Sunday, July 17, 2016


All last week we began to prepare for our six week exhibit at the Saratoga Race Course. The tent is up and the grid walls and lights are in place. As I write this today, I'm feeling a mix of anticipation and nerves. So many vendors, not just us artists, have invested an enormous chunk of time and money to ensure a quality product and/or service and are now fussing over the presentation of such. I want my tent to be pleasing and welcoming. My originals are for sale with galleries this season, which leaves us to sell the giclees and the sublimation products. This was my intention.

My husband and business partner, Michael Bray, is the most reliable fellow workaholic I know. He has lived with this demanding perfectionist for over thirty-five years and rises above my expectations to produce top-quality products. After all, the images on the products are reproductions of my original paintings. While I realize that the substrate will cause differences in color and contrast, I still choose to sell something I can be proud of. I also don't mind cropping, as long as it isn't a nose, a foot or a tail and the composition remains strong.

We've always worked well together, even back when he was training horses. I know how blessed we are (at least I am).

In addition to the products and their display, there is the consideration of inventory tracking. With so much new merchandise that offers a wide choice of images, this, I think, is going to be a work in progress. PLU's and bar coding may be implemented later as we have focused our concentration on creating and displaying the product. Sometimes I feel a bit of trepidation as I wonder if we don't offer too many choices. However, that may be the very asset that helped our giclee reproduction business become so successful.

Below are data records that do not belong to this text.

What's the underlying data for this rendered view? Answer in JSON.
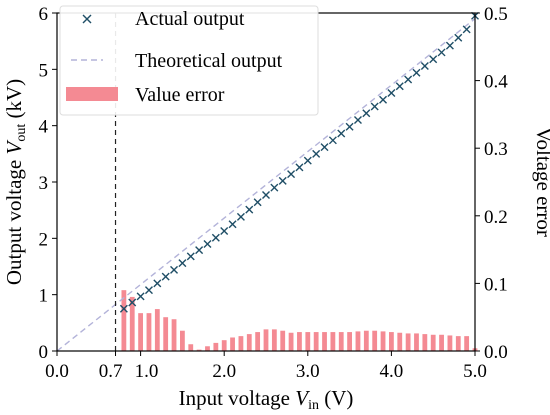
{
  "chart_data": {
    "type": "scatter",
    "xlabel": {
      "main": "Input voltage ",
      "var": "V",
      "sub": "in",
      "unit": " (V)"
    },
    "ylabel_left": {
      "main": "Output voltage ",
      "var": "V",
      "sub": "out",
      "unit": " (kV)"
    },
    "ylabel_right": "Voltage error",
    "xlim": [
      0.0,
      5.0
    ],
    "ylim_left": [
      0,
      6
    ],
    "ylim_right": [
      0.0,
      0.5
    ],
    "x_ticks": [
      {
        "value": 0.0,
        "label": "0.0"
      },
      {
        "value": 0.7,
        "label": "0.7"
      },
      {
        "value": 1.0,
        "label": "1.0"
      },
      {
        "value": 2.0,
        "label": "2.0"
      },
      {
        "value": 3.0,
        "label": "3.0"
      },
      {
        "value": 4.0,
        "label": "4.0"
      },
      {
        "value": 5.0,
        "label": "5.0"
      }
    ],
    "y_left_ticks": [
      0,
      1,
      2,
      3,
      4,
      5,
      6
    ],
    "y_right_ticks": [
      "0.0",
      "0.1",
      "0.2",
      "0.3",
      "0.4",
      "0.5"
    ],
    "threshold_x": 0.7,
    "legend": {
      "placement": "top-left",
      "entries": [
        {
          "label": "Actual output",
          "marker": "x",
          "color": "#1f4e66"
        },
        {
          "label": "Theoretical output",
          "marker": "dashed-line",
          "color": "#b3b3d9"
        },
        {
          "label": "Value error",
          "marker": "bar",
          "color": "#f48a93"
        }
      ]
    },
    "series": [
      {
        "name": "Actual output",
        "color": "#1f4e66",
        "x": [
          0.8,
          0.9,
          1.0,
          1.1,
          1.2,
          1.3,
          1.4,
          1.5,
          1.6,
          1.7,
          1.8,
          1.9,
          2.0,
          2.1,
          2.2,
          2.3,
          2.4,
          2.5,
          2.6,
          2.7,
          2.8,
          2.9,
          3.0,
          3.1,
          3.2,
          3.3,
          3.4,
          3.5,
          3.6,
          3.7,
          3.8,
          3.9,
          4.0,
          4.1,
          4.2,
          4.3,
          4.4,
          4.5,
          4.6,
          4.7,
          4.8,
          4.9,
          5.0
        ],
        "y": [
          0.75,
          0.86,
          0.97,
          1.08,
          1.2,
          1.32,
          1.44,
          1.56,
          1.68,
          1.79,
          1.9,
          2.01,
          2.13,
          2.25,
          2.38,
          2.51,
          2.64,
          2.77,
          2.9,
          3.02,
          3.14,
          3.26,
          3.38,
          3.5,
          3.62,
          3.74,
          3.86,
          3.98,
          4.1,
          4.22,
          4.34,
          4.46,
          4.58,
          4.7,
          4.82,
          4.94,
          5.06,
          5.18,
          5.3,
          5.42,
          5.56,
          5.71,
          5.95
        ]
      },
      {
        "name": "Theoretical output",
        "color": "#b3b3d9",
        "x": [
          0.0,
          5.0
        ],
        "y": [
          0.0,
          5.9
        ]
      },
      {
        "name": "Value error",
        "color": "#f48a93",
        "x": [
          0.8,
          0.9,
          1.0,
          1.1,
          1.2,
          1.3,
          1.4,
          1.5,
          1.6,
          1.7,
          1.8,
          1.9,
          2.0,
          2.1,
          2.2,
          2.3,
          2.4,
          2.5,
          2.6,
          2.7,
          2.8,
          2.9,
          3.0,
          3.1,
          3.2,
          3.3,
          3.4,
          3.5,
          3.6,
          3.7,
          3.8,
          3.9,
          4.0,
          4.1,
          4.2,
          4.3,
          4.4,
          4.5,
          4.6,
          4.7,
          4.8,
          4.9,
          5.0
        ],
        "y": [
          0.09,
          0.08,
          0.056,
          0.056,
          0.062,
          0.05,
          0.047,
          0.03,
          0.01,
          0.002,
          0.007,
          0.012,
          0.016,
          0.02,
          0.022,
          0.025,
          0.028,
          0.032,
          0.032,
          0.03,
          0.027,
          0.028,
          0.028,
          0.028,
          0.028,
          0.028,
          0.028,
          0.028,
          0.029,
          0.03,
          0.03,
          0.029,
          0.028,
          0.027,
          0.026,
          0.026,
          0.025,
          0.024,
          0.024,
          0.023,
          0.022,
          0.022,
          0.004
        ]
      }
    ]
  }
}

If we can launch this new machine and keep it running smoothly, which I believe with all conviction that will happen, then we'll have added another dimension to what I call my "art business."

This Friday, baby. This Friday, the 22nd.

Wednesday, July 13, 2016


I'm honored to be included in a group exhibit at the Brookside Museum in Ballston Spa, NY. The title of the show is "Horses!" and runs now through September 2nd. Also participating are Sue Clark, Connie Bush and Sharon Castro. Our show is sponsored by the Carousel Equestrian Boutique in Glenville, NY. Owner Susan Tybush Stuhr has personally decorated our exhibit and it looks fabulous! I'm so envious of designers...they have such a knack for making everything lovely and visually appealing. She also designed our poster:

Be sure to attend the artist reception on July 29th from 6:00-8:00. We'll also have face painting for the kids by Tina Rodriguez and decorated horse shoes by Isabella. Plus, you'll enjoy a presentation by cowboy poet extraordinaire
Mark Munzert
. If you've never heard the stories of these cowboy poets you're in for a big treat!

My tent goes up today and now the real countdown begins.
Opening day is July 22nd.

It's a love/hate relationship. On one hand, I miss all the summer fun that I pine for while watching my family and friends enjoy the season. I equate it to exhibiting at a weekend art festival times six weeks. Exhausting. On the other hand, everyday I'm at the greatest race track in the U.S. It's a  privilege to see the best horses and their connections up close and personal. And, best of all, I get to paint there!

Going to the races,

Monday, July 04, 2016

A Hint of Color

For the past couple of years I've toned down my colors and experimented with neutrals. I'd begin a painting session by making piles of cool and warm grays. Cobalt and cad orange, cad red and cerulean, different reds with greens, and my favorite: burnt sienna and ultramarine blue. Then I'd put in a surprise of high key color into my focal point to make it pop. It was a technique that was especially useful when I began painting plein air because - and please don't hate me for saying this - I think most plein air paintings (especially landscapes) are a bore.

This reminds me of a quote by the late, great, Robert Genn regarding a device he used often: "From a painter's point of view, a 'red surprise' is most effective for bringing focus and heightened interest to many works."

Then there were complaints from the partnership, even to the point of suggesting that I could possibly be developing cataracts! So, I took a scrutinizing look at my recent work and realized it was indeed slipping into the snooze category. It was therefore such a pleasure to step back and acknowledge where I'm comfortable on the color spectrum.
Orange Bucket, 11"x14", oil on panel
I've also been experimenting with transparent oxide pigments. Toning the substrate has been eliminated as I want the white surface to shine through the layers. I love them! Transparent red oxide is a spectacular color and has largely replaced burnt sienna (except in making those lovely neutrals). Even the brown oxide is beautifully vivid with an orange-y tinge (goodbye burnt umber).

Why does everything have to look so real? It doesn't. It's our job as artists to create intrigue, mystery, audacity and even a little absurdity.